16.7.5 Maximum Curvature Method

This method (see section 16.6) is used to find optimum plot size. A curve is plotted by taking the plot size (in terms of basic units) on X-axis and the CV values on the Y-axis.

Relationship between CV and plot size

Figure 16.12: Relationship between CV and plot size

Figure 16.12indicates that as the plot size increases, coefficients of variation decreases and this decrease is maximum with the square shape plot of 5m×5m. As we took a small data set for illustrative purpose, it is clearly seen that 5m×5m plot has the lowest CV value and also lowest variance per basic unit area.

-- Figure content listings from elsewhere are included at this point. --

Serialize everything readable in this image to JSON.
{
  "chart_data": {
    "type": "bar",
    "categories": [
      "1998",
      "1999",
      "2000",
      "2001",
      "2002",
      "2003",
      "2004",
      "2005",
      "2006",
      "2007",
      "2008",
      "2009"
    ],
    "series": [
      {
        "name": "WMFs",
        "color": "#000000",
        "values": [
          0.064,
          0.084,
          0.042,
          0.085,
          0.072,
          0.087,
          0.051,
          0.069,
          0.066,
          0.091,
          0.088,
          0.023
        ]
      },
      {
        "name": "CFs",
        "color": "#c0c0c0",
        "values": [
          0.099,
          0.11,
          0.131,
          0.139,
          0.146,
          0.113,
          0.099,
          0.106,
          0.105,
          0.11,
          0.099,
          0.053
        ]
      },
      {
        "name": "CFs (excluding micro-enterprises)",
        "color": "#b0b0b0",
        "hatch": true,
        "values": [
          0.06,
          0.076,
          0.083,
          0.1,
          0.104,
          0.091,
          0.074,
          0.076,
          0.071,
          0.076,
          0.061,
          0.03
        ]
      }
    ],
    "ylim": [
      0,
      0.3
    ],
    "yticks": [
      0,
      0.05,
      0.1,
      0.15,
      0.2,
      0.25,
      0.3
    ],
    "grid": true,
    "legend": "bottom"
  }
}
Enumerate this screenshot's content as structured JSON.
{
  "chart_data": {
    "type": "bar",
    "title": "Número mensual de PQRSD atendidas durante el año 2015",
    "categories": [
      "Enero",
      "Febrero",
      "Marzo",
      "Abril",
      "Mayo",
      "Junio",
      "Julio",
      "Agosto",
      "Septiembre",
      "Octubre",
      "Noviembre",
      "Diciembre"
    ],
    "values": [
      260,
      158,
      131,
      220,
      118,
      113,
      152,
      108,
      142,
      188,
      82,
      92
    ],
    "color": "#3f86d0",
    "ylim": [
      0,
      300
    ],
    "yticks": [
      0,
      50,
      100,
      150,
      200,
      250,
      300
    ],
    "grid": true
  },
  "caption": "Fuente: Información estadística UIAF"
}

Relationship between variance per basic unit area and plot size

Figure 16.13: Relationship between variance per basic unit area and plot size

Figure 16.13 shows the relationship between variance per basic unit area Vx and plot size (x)

 
 
 

“The business of the statistician is to catalyze the scientific learning process” :- George Box.